On Fri, May 28, 2010 at 3:44 PM, Graham Dumpleton
<graham.dumpleton@???> wrote:
>
>
> On May 27, 6:43 am, Gustavo Narea <m...@gustavonarea.net> wrote:
>> Hello,
>>
>> > This would also be a good place to add a level of indirection and
>> > instead of specifying a fs path for the file to serve, it would be
>> > better to specify an abstract path that the middleware would rewrite
>> > as necessary and possibly use the wrapped app again to get the actual
>> > response body. This would allow better flexibility such as for serving
>> > those files from resources or archives. One thing to note is that one
>> > can go as far as necessary with that path rewriting, for example an
>> > app wants to serve a user avatar and sends "X-Sendfile: /avatar/
>> > username" and given our implementation stores those in in GAE blobs it
>> > might make a lookup to get a blob id for that username and then
>> > rewrite the response headers as necessary so that frontend serves the
>> > actual data.
>>
>> That's interesting, but something like that would need a different
>> name because it's not what X-Sendfile is meant to do.
>
> The CGI specification defines the ability to return a 'Location' in
> conjunction with a '200' response.
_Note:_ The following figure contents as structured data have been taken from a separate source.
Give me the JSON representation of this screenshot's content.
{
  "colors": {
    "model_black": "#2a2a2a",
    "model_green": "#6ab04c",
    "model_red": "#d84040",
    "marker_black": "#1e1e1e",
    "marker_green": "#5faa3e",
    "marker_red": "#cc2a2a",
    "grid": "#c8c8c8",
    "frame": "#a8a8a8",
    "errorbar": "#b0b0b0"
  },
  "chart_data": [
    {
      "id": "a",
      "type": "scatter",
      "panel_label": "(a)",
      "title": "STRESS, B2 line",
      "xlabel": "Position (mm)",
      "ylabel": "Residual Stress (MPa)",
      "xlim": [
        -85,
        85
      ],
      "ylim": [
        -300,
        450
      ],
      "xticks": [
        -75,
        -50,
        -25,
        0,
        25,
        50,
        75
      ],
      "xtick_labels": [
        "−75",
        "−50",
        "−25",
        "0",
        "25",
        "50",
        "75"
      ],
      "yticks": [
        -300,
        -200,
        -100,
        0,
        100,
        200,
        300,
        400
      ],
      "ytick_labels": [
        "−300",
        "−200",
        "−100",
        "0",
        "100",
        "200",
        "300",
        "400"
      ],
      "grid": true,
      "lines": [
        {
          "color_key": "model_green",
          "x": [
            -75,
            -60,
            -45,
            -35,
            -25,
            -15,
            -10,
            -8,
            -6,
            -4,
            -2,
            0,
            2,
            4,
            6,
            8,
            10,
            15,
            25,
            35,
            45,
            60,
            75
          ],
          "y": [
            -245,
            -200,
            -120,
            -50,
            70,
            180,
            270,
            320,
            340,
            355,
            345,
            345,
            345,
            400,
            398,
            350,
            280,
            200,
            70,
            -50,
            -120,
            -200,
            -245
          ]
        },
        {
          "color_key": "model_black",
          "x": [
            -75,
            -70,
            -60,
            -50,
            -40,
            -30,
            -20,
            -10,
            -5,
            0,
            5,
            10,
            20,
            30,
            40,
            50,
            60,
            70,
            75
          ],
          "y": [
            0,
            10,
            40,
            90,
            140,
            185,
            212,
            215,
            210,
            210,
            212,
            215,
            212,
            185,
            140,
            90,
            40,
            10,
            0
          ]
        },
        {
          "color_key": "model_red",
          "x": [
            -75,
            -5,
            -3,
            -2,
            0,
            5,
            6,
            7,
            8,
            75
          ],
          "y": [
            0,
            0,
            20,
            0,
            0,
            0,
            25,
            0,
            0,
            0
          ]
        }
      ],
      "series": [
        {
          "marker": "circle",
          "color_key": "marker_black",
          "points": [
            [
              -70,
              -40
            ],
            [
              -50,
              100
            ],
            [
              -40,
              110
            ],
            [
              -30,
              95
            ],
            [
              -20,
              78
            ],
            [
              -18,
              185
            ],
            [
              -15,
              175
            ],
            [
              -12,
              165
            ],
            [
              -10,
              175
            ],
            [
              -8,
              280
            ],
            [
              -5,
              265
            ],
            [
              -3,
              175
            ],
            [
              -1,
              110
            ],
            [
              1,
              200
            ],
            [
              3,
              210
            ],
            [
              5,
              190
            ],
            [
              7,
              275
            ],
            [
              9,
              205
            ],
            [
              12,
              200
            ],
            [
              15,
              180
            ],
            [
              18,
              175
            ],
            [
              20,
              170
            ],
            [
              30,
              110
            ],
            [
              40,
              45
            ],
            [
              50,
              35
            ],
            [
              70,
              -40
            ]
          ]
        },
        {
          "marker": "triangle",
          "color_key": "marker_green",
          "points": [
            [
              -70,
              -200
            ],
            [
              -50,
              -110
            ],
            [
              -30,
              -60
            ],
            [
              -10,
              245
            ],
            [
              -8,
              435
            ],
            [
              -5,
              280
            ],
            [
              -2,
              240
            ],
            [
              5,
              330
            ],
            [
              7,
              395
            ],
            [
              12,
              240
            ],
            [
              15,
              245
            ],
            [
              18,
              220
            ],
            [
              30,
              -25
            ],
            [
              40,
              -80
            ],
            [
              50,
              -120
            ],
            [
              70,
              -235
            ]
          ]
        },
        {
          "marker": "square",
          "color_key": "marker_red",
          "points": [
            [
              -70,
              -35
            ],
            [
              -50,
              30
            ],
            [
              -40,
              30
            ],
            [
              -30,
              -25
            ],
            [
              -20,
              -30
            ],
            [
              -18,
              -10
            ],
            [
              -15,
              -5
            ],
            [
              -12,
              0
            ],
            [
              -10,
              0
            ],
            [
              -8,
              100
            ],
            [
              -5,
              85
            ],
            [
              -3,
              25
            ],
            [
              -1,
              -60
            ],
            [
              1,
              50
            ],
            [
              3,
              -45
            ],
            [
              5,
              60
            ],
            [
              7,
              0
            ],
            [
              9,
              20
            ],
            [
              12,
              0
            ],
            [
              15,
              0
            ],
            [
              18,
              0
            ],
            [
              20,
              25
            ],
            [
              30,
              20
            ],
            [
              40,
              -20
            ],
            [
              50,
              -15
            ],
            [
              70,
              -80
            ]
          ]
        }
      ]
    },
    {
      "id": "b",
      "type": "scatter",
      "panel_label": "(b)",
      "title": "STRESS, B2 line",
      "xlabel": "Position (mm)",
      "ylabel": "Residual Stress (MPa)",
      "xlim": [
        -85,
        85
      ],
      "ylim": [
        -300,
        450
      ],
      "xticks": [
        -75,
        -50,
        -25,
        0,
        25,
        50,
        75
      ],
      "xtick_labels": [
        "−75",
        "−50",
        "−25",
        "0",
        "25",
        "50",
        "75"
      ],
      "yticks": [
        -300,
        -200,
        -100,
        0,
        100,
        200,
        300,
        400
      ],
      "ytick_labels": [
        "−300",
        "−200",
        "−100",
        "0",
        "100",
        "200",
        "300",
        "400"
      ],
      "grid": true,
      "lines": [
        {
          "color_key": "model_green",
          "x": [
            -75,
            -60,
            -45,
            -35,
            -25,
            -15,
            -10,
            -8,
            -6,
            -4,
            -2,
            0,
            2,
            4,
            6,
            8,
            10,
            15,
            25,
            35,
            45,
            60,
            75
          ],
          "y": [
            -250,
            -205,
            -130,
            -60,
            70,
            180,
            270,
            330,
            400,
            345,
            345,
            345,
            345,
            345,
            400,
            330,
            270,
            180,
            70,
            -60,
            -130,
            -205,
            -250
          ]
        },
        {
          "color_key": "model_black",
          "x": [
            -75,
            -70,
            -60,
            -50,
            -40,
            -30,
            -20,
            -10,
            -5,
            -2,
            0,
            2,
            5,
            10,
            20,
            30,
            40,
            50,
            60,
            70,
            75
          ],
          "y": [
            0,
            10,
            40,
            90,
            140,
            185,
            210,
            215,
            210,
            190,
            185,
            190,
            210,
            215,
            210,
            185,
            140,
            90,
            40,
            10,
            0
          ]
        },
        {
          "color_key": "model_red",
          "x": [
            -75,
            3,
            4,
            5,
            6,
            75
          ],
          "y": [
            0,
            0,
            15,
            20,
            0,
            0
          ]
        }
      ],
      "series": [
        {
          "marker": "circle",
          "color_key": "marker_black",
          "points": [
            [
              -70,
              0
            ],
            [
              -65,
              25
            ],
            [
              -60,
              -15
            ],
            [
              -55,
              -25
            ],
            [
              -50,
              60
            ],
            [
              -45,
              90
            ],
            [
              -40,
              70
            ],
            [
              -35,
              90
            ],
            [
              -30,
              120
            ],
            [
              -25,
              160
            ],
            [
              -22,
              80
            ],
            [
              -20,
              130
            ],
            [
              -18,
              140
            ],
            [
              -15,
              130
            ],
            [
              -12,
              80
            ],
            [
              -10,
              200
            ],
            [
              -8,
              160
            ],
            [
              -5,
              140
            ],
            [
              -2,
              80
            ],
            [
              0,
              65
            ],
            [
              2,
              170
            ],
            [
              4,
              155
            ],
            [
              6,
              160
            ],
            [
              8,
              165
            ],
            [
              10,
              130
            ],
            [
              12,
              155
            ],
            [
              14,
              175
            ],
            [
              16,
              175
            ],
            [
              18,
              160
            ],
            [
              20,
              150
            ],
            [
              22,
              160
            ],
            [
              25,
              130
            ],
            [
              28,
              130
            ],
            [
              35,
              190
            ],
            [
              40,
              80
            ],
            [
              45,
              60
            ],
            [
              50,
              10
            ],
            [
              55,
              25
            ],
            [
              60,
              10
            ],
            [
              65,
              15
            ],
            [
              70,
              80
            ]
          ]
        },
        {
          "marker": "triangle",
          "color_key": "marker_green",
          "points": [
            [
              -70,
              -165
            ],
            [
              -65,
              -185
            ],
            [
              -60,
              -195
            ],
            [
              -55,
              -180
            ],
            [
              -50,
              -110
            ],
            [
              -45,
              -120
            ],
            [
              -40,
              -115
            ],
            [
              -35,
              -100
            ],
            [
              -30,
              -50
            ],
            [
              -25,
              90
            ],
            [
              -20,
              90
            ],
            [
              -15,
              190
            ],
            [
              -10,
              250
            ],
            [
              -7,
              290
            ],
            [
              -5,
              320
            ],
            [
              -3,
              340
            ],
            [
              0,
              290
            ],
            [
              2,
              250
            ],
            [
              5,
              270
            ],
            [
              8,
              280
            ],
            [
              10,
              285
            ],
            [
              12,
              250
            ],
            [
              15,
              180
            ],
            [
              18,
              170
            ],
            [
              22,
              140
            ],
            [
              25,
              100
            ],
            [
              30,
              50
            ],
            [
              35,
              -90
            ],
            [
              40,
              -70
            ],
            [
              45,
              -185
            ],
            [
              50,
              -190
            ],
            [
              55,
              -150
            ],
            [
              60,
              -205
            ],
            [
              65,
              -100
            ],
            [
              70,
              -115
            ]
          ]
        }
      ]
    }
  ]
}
The specified path would then be
> interpreted by the web server as a sub request. The target of the sub
> request could be a static file mapped into URL namespace or another
> dynamic resource. The X-Accel-Redirect in nginx is effectively the
> same thing.
>
> The difference between nginx and Apache is that where you want to send
> a static file which should be private, it is easier in nginx as they
> have a special keyword in the configuration such that you can mark a
> URL mapping as private and so only usable by a sub request. In Apache
> you have to use a mod_rewrite rule to impose the restriction that
> certain URLs should only be accessible as a sub request.
I thought the goal was to send an arbitrary file no matter whether it
was in the URL space or not. So the X-Sendfile argument would be the
filesystem path, not a URL. Otherwise it can't do what FileApp does.